Authorities took control of the building in the multi-ethnic, working class Norrebro neighbourhood in an early morning raid. Members of an antiterrorist unit leapt on the roof from helicopters while police officers perching on a crane aimed water cannon through the windows.
After the eviction, scores of demonstrators threw cobblestones at police and set fire to makeshift barricades of trash cans and bicycles. Officers in riot gear chased protesters through the streets and police vans smashed through barricades.
Television footage showed crude weapons that police said they found in the youth house, including crates full of stones and shopping carts wrapped in barbed wire.
One officer and two protesters were injured, police said, including one protester who blew off his hand trying to hurl firecrackers at police.
Clashes flared up again in the evening after a call on the youth centre's website for a demonstration through Norrebro towards the house. Sympathisers from outside Copenhagen arrived by train and in cars to join the demonstration.
During the march, more than 1000 protesters threw bottles and bricks at the police, who responded with tear gas.
Later the unrest spread to near the hippie enclave of Christiania, where rioters smashed shop windows, overturned cars and set them on fire.
"We hope the rain and the cold will help us calm things down," said Flemming Steen Munch, spokesman for Copenhagen police.
According to Danish news agency Ritzau, at least 17 of those arrested are foreigners.

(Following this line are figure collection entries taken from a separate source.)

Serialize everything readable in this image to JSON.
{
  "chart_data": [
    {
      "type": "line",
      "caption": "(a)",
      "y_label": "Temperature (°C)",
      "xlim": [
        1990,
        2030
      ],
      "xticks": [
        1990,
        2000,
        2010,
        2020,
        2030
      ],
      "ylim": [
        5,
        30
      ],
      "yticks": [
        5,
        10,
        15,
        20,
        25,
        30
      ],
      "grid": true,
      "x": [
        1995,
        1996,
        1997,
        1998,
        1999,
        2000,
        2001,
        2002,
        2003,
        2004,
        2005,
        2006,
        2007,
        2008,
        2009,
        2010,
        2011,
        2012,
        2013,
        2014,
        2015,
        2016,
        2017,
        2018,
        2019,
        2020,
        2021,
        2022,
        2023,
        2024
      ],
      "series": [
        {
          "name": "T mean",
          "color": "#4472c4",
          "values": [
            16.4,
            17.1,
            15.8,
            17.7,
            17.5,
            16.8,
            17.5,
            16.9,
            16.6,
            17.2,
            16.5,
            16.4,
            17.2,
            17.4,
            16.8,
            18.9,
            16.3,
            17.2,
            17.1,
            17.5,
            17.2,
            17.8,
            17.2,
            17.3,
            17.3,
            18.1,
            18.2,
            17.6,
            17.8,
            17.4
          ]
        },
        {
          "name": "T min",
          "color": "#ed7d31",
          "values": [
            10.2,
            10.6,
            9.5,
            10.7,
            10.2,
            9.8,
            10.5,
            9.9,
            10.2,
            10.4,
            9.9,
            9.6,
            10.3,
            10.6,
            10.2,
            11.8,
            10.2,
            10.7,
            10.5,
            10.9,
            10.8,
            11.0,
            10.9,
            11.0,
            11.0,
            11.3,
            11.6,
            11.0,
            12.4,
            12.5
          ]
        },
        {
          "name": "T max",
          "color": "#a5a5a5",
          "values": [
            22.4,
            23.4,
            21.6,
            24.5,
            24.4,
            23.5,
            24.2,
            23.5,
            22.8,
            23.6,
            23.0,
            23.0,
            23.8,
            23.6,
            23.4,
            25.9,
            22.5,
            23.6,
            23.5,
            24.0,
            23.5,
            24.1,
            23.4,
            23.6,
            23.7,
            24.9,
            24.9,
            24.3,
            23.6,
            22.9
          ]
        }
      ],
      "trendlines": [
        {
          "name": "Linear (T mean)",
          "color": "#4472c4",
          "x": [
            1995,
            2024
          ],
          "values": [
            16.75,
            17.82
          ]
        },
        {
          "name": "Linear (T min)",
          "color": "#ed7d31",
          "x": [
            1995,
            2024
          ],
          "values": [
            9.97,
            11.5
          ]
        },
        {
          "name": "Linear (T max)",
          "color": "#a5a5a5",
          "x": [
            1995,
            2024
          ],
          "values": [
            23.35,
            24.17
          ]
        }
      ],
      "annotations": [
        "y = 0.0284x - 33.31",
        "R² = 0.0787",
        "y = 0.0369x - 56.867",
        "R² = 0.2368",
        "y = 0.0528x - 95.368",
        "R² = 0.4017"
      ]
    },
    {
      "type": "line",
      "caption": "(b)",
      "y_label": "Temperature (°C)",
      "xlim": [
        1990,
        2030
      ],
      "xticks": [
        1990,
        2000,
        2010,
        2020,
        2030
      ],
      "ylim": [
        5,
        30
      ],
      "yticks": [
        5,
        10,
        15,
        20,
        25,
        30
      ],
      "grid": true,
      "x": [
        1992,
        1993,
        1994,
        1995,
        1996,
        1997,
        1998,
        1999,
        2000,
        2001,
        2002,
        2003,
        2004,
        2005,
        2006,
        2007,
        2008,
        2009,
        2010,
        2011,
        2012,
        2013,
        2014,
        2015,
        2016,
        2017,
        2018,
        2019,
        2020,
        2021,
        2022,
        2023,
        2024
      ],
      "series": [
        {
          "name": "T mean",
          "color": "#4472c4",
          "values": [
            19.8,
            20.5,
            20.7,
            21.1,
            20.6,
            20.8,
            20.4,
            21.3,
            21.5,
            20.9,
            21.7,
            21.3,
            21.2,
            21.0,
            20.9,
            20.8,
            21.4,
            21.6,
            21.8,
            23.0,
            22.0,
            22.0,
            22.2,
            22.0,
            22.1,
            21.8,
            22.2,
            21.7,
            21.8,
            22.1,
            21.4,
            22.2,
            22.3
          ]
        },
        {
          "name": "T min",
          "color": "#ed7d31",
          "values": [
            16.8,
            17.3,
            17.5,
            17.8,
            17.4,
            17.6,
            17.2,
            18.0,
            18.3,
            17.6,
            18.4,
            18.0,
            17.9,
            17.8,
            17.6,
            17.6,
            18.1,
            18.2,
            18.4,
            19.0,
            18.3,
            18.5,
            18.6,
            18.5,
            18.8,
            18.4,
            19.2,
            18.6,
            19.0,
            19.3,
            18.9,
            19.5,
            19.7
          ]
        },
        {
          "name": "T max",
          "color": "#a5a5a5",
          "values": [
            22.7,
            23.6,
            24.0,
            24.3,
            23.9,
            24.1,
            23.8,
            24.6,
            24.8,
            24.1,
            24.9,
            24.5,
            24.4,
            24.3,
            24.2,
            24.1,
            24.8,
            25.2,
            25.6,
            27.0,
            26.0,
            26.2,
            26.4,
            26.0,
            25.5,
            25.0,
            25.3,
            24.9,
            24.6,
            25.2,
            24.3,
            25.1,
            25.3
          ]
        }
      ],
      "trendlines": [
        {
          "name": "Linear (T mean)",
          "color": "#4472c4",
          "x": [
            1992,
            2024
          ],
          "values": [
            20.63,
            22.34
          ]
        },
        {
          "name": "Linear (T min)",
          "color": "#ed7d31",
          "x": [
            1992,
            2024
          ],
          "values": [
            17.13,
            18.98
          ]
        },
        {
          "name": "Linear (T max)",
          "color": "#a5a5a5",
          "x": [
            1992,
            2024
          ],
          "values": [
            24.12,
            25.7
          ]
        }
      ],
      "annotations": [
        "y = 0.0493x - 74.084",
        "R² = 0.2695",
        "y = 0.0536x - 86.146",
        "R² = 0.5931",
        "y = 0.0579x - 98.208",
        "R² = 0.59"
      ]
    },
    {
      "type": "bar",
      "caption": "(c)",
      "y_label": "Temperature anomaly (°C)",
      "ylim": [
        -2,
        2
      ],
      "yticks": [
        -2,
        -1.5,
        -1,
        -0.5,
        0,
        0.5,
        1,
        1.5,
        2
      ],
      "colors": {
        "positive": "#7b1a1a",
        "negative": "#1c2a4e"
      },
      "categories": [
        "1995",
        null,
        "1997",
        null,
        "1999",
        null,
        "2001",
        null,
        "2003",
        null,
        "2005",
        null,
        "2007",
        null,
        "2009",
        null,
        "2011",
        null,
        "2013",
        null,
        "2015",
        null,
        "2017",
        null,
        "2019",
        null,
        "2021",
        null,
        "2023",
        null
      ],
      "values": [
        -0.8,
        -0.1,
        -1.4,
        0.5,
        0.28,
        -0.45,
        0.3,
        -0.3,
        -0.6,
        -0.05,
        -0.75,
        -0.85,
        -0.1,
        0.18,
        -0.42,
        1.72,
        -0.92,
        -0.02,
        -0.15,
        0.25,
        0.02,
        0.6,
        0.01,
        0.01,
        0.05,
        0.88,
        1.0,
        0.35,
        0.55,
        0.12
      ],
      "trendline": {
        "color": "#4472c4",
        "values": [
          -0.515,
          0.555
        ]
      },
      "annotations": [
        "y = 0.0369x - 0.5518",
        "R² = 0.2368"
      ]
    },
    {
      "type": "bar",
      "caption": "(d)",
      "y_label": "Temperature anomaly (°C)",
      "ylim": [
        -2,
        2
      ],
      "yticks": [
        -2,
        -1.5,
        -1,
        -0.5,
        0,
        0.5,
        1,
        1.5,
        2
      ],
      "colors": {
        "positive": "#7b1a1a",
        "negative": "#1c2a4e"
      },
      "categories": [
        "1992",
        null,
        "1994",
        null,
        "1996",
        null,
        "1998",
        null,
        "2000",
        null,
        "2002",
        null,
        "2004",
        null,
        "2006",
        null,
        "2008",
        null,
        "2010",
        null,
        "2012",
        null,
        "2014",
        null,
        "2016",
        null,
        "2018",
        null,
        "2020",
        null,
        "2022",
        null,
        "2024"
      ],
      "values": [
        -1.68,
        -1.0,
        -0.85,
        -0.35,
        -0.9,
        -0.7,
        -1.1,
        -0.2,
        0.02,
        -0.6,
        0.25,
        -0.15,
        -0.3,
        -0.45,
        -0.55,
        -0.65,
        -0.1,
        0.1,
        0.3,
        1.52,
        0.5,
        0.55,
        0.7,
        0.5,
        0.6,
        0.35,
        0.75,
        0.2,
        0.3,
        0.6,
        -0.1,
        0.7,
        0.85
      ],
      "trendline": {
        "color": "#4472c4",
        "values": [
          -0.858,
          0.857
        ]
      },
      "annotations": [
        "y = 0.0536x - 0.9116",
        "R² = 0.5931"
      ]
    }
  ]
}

Twenty-four people have been remanded in custody, and two have already been sentenced to 27 days in jail for assaulting police, Ritzau said.
The conflict over the youth centre has been simmering since 2000 when local government sold the building to a religious group. Left-wing activists have used it as a base since 1982.
The current owners have a court order to have squatters evicted, which sparked several clashes last year between police and demonstrators.
The youths have sworn to protect the house and have repeatedly called for a political solution while refusing a proposal to move to another building.
"We made them an offer and I'm sorry that they did not accept it," Copenhagen Mayor Ritt Bjerregaard told a news conference after hurrying back from a ski vacation in Norway. "The police handled the situation very professionally," she said.